A necessidade de carne – e não de manutenção do “equilíbrio ecológico e do habitat" como alega o autor de «Participei, por isso testemunho», já havia sido denunciada por Adelino Serras Pires em artigo de opinião publicado no semanário «DEMOS». Para Serras Pires, “Sérgio Vieira foi quem liderou a matança indiscriminada de búfalos nos tandos de Marromeu para alimentar as forças do ZANLA que estiveram aquarteladas em Moçambique desde 1975 a 1980”. (Demos, 07 de Março de 2001 p 7)
A matança de búfalos, na fase a que Serras Pires se refere, começou por ocorrer, segundo a fonte da SAFRIQUE que temos vindo a citar, dentro dos limites do PNG. A utilização de parques ou reservas nacionais para matança de animais para fins de lazer é também confirmada pelo autor de «Participei, por isso testemunho». De acordo com Sérgio Vieira, o antigo ditador romeno, Nicolae Ceausescu, no decurso de uma visita de Estado efectuada ao nosso país convidado pelo seu homólogo moçambicano Samora Machel, foi autorizado a caçar elefantes na Reserva de Maputo. Acompanhado de Sérgio Vieira e Lobão Telo, num helicóptero, Ceausescu, de AK-47 em punho, localizaram a manada de elefantes. “Para escândalo de todos, de dentro do helicóptero, Ceausescu desatou a disparar contra o animal, um total de vinte e três balas para abater a vítima”. “Coube a Machungo (NR: actual PCA do Millennium-bim), na época dirigindo a pasta da Agricultura, a triste pena de levar o troféu a Bucareste onde o entregou ao Presidente (Ceausescu) numa cerimónia que consagrava, mais uma vez, as grandes proezas venatórias do chefe. A que leva o culto da personalidade!”, escreve Sérgio Vieira no seu livro.

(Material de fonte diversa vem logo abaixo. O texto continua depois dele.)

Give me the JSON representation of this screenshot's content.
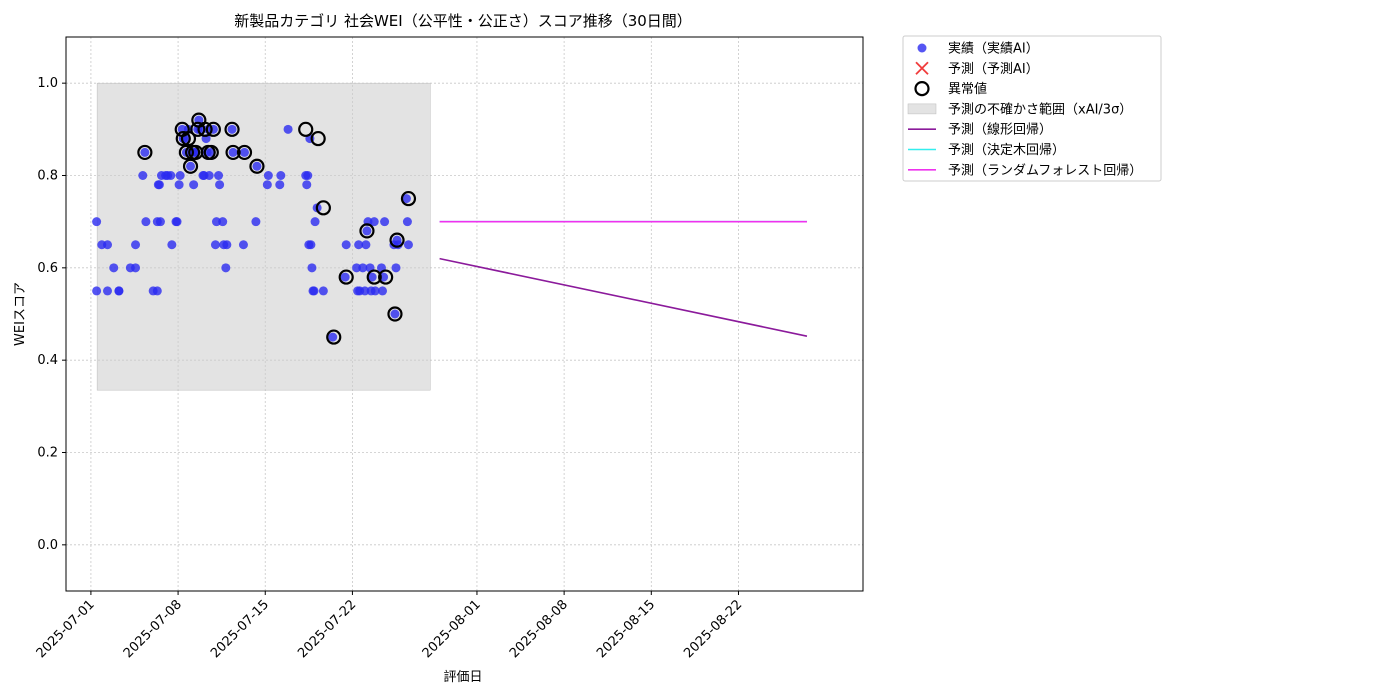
{
  "chart_data": {
    "type": "scatter",
    "title": "新製品カテゴリ 社会WEI（公平性・公正さ）スコア推移（30日間）",
    "xlabel": "評価日",
    "ylabel": "WEIスコア",
    "xlim": [
      "2025-06-29",
      "2025-09-01"
    ],
    "ylim": [
      -0.1,
      1.1
    ],
    "x_ticks": [
      "2025-07-01",
      "2025-07-08",
      "2025-07-15",
      "2025-07-22",
      "2025-08-01",
      "2025-08-08",
      "2025-08-15",
      "2025-08-22"
    ],
    "y_ticks": [
      "0.0",
      "0.2",
      "0.4",
      "0.6",
      "0.8",
      "1.0"
    ],
    "grid": true,
    "legend_position": "outside-upper-right",
    "legend": [
      {
        "label": "実績（実績AI）",
        "kind": "dot",
        "color": "#2b2bf0"
      },
      {
        "label": "予測（予測AI）",
        "kind": "cross",
        "color": "#f03c3c"
      },
      {
        "label": "異常値",
        "kind": "ring",
        "color": "#000000"
      },
      {
        "label": "予測の不確かさ範囲（xAI/3σ）",
        "kind": "band",
        "color": "#cccccc"
      },
      {
        "label": "予測（線形回帰）",
        "kind": "line",
        "color": "#8b1a9b"
      },
      {
        "label": "予測（決定木回帰）",
        "kind": "line",
        "color": "#33eeee"
      },
      {
        "label": "予測（ランダムフォレスト回帰）",
        "kind": "line",
        "color": "#ee33ee"
      }
    ],
    "uncertainty_band": {
      "x": [
        "2025-07-01T12:00",
        "2025-07-28T06:00"
      ],
      "y": [
        0.335,
        1.0
      ]
    },
    "series": [
      {
        "name": "実績（実績AI）",
        "color": "#2b2bf0",
        "points": [
          [
            "2025-07-01T11:00",
            0.7
          ],
          [
            "2025-07-01T11:00",
            0.55
          ],
          [
            "2025-07-01T21:00",
            0.65
          ],
          [
            "2025-07-02T08:00",
            0.65
          ],
          [
            "2025-07-02T08:00",
            0.55
          ],
          [
            "2025-07-02T20:00",
            0.6
          ],
          [
            "2025-07-03T06:00",
            0.55
          ],
          [
            "2025-07-03T06:00",
            0.55
          ],
          [
            "2025-07-04T04:00",
            0.6
          ],
          [
            "2025-07-04T14:00",
            0.65
          ],
          [
            "2025-07-04T14:00",
            0.6
          ],
          [
            "2025-07-05T04:00",
            0.8
          ],
          [
            "2025-07-05T08:00",
            0.85
          ],
          [
            "2025-07-05T10:00",
            0.7
          ],
          [
            "2025-07-06T00:00",
            0.55
          ],
          [
            "2025-07-06T08:00",
            0.55
          ],
          [
            "2025-07-06T08:00",
            0.7
          ],
          [
            "2025-07-06T10:00",
            0.78
          ],
          [
            "2025-07-06T12:00",
            0.78
          ],
          [
            "2025-07-06T14:00",
            0.7
          ],
          [
            "2025-07-06T16:00",
            0.8
          ],
          [
            "2025-07-07T00:00",
            0.8
          ],
          [
            "2025-07-07T04:00",
            0.8
          ],
          [
            "2025-07-07T10:00",
            0.8
          ],
          [
            "2025-07-07T12:00",
            0.65
          ],
          [
            "2025-07-07T20:00",
            0.7
          ],
          [
            "2025-07-07T22:00",
            0.7
          ],
          [
            "2025-07-08T02:00",
            0.78
          ],
          [
            "2025-07-08T04:00",
            0.8
          ],
          [
            "2025-07-08T08:00",
            0.9
          ],
          [
            "2025-07-08T10:00",
            0.88
          ],
          [
            "2025-07-08T14:00",
            0.88
          ],
          [
            "2025-07-08T16:00",
            0.85
          ],
          [
            "2025-07-08T20:00",
            0.9
          ],
          [
            "2025-07-09T00:00",
            0.82
          ],
          [
            "2025-07-09T04:00",
            0.85
          ],
          [
            "2025-07-09T06:00",
            0.78
          ],
          [
            "2025-07-09T08:00",
            0.85
          ],
          [
            "2025-07-09T10:00",
            0.85
          ],
          [
            "2025-07-09T14:00",
            0.9
          ],
          [
            "2025-07-09T16:00",
            0.92
          ],
          [
            "2025-07-09T18:00",
            0.9
          ],
          [
            "2025-07-10T00:00",
            0.8
          ],
          [
            "2025-07-10T02:00",
            0.8
          ],
          [
            "2025-07-10T06:00",
            0.88
          ],
          [
            "2025-07-10T08:00",
            0.85
          ],
          [
            "2025-07-10T10:00",
            0.9
          ],
          [
            "2025-07-10T12:00",
            0.8
          ],
          [
            "2025-07-10T16:00",
            0.85
          ],
          [
            "2025-07-10T20:00",
            0.9
          ],
          [
            "2025-07-11T00:00",
            0.65
          ],
          [
            "2025-07-11T02:00",
            0.7
          ],
          [
            "2025-07-11T06:00",
            0.8
          ],
          [
            "2025-07-11T08:00",
            0.78
          ],
          [
            "2025-07-11T14:00",
            0.7
          ],
          [
            "2025-07-11T16:00",
            0.65
          ],
          [
            "2025-07-11T20:00",
            0.6
          ],
          [
            "2025-07-11T22:00",
            0.65
          ],
          [
            "2025-07-12T08:00",
            0.9
          ],
          [
            "2025-07-12T10:00",
            0.85
          ],
          [
            "2025-07-13T06:00",
            0.65
          ],
          [
            "2025-07-13T08:00",
            0.85
          ],
          [
            "2025-07-14T06:00",
            0.7
          ],
          [
            "2025-07-14T08:00",
            0.82
          ],
          [
            "2025-07-15T04:00",
            0.78
          ],
          [
            "2025-07-15T06:00",
            0.8
          ],
          [
            "2025-07-16T04:00",
            0.78
          ],
          [
            "2025-07-16T06:00",
            0.8
          ],
          [
            "2025-07-16T20:00",
            0.9
          ],
          [
            "2025-07-18T06:00",
            0.8
          ],
          [
            "2025-07-18T08:00",
            0.78
          ],
          [
            "2025-07-18T10:00",
            0.8
          ],
          [
            "2025-07-18T12:00",
            0.65
          ],
          [
            "2025-07-18T14:00",
            0.88
          ],
          [
            "2025-07-18T16:00",
            0.65
          ],
          [
            "2025-07-18T18:00",
            0.6
          ],
          [
            "2025-07-18T20:00",
            0.55
          ],
          [
            "2025-07-18T22:00",
            0.55
          ],
          [
            "2025-07-19T00:00",
            0.7
          ],
          [
            "2025-07-19T04:00",
            0.73
          ],
          [
            "2025-07-19T16:00",
            0.55
          ],
          [
            "2025-07-20T10:00",
            0.45
          ],
          [
            "2025-07-21T10:00",
            0.58
          ],
          [
            "2025-07-21T12:00",
            0.65
          ],
          [
            "2025-07-22T08:00",
            0.6
          ],
          [
            "2025-07-22T10:00",
            0.55
          ],
          [
            "2025-07-22T12:00",
            0.65
          ],
          [
            "2025-07-22T14:00",
            0.55
          ],
          [
            "2025-07-22T20:00",
            0.6
          ],
          [
            "2025-07-23T00:00",
            0.55
          ],
          [
            "2025-07-23T02:00",
            0.65
          ],
          [
            "2025-07-23T04:00",
            0.68
          ],
          [
            "2025-07-23T06:00",
            0.7
          ],
          [
            "2025-07-23T10:00",
            0.6
          ],
          [
            "2025-07-23T12:00",
            0.55
          ],
          [
            "2025-07-23T14:00",
            0.58
          ],
          [
            "2025-07-23T18:00",
            0.7
          ],
          [
            "2025-07-23T20:00",
            0.55
          ],
          [
            "2025-07-24T08:00",
            0.6
          ],
          [
            "2025-07-24T10:00",
            0.55
          ],
          [
            "2025-07-24T12:00",
            0.58
          ],
          [
            "2025-07-24T14:00",
            0.7
          ],
          [
            "2025-07-25T08:00",
            0.65
          ],
          [
            "2025-07-25T10:00",
            0.5
          ],
          [
            "2025-07-25T12:00",
            0.6
          ],
          [
            "2025-07-25T14:00",
            0.66
          ],
          [
            "2025-07-25T16:00",
            0.65
          ],
          [
            "2025-07-26T08:00",
            0.75
          ],
          [
            "2025-07-26T10:00",
            0.7
          ],
          [
            "2025-07-26T12:00",
            0.65
          ]
        ]
      },
      {
        "name": "異常値",
        "color": "#000000",
        "points": [
          [
            "2025-07-05T08:00",
            0.85
          ],
          [
            "2025-07-08T08:00",
            0.9
          ],
          [
            "2025-07-08T10:00",
            0.88
          ],
          [
            "2025-07-08T16:00",
            0.85
          ],
          [
            "2025-07-08T20:00",
            0.88
          ],
          [
            "2025-07-09T00:00",
            0.82
          ],
          [
            "2025-07-09T04:00",
            0.85
          ],
          [
            "2025-07-09T10:00",
            0.85
          ],
          [
            "2025-07-09T14:00",
            0.9
          ],
          [
            "2025-07-09T16:00",
            0.92
          ],
          [
            "2025-07-10T04:00",
            0.9
          ],
          [
            "2025-07-10T10:00",
            0.85
          ],
          [
            "2025-07-10T16:00",
            0.85
          ],
          [
            "2025-07-10T20:00",
            0.9
          ],
          [
            "2025-07-12T08:00",
            0.9
          ],
          [
            "2025-07-12T10:00",
            0.85
          ],
          [
            "2025-07-13T08:00",
            0.85
          ],
          [
            "2025-07-14T08:00",
            0.82
          ],
          [
            "2025-07-18T06:00",
            0.9
          ],
          [
            "2025-07-19T06:00",
            0.88
          ],
          [
            "2025-07-19T16:00",
            0.73
          ],
          [
            "2025-07-20T12:00",
            0.45
          ],
          [
            "2025-07-21T12:00",
            0.58
          ],
          [
            "2025-07-23T04:00",
            0.68
          ],
          [
            "2025-07-23T18:00",
            0.58
          ],
          [
            "2025-07-24T16:00",
            0.58
          ],
          [
            "2025-07-25T10:00",
            0.5
          ],
          [
            "2025-07-25T14:00",
            0.66
          ],
          [
            "2025-07-26T12:00",
            0.75
          ]
        ]
      }
    ],
    "lines": [
      {
        "name": "予測（線形回帰）",
        "color": "#8b1a9b",
        "points": [
          [
            "2025-07-29T00:00",
            0.62
          ],
          [
            "2025-08-27T12:00",
            0.452
          ]
        ]
      },
      {
        "name": "予測（決定木回帰）",
        "color": "#33eeee",
        "points": [
          [
            "2025-07-29T00:00",
            0.7
          ],
          [
            "2025-08-27T12:00",
            0.7
          ]
        ]
      },
      {
        "name": "予測（ランダムフォレスト回帰）",
        "color": "#ee33ee",
        "points": [
          [
            "2025-07-29T00:00",
            0.7
          ],
          [
            "2025-08-27T12:00",
            0.7
          ]
        ]
      }
    ]
  }
}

Ressalta que atribuir à guerra civil a causa fundamental da quase extinção de búfalos na zona centro do país é algo que peca por imprecisão e desconhecimento da realidade. Embora a Renamo tivesse iniciado a sua acção de guerrilha na zona da Gorongosa, com maior intensidade a partir de meados de 1979, ela seria forçada a abandonar a zona depois da independência do Zimbabwe. Efectivamente, nos princípios de 1980, a guerrilha desloca-se para Sul do corredor da Beira. Só a partir de meados de 1982, é que a guerrilha da Renamo regressa à Serra da Gorongosa, altura em que a matança anual, “com ética e dignidade”, entre 1500 a 3000 cabeças de búfalos para alegadamente “manter-se o equilíbrio ecológico e o habitat" já havia tido lugar.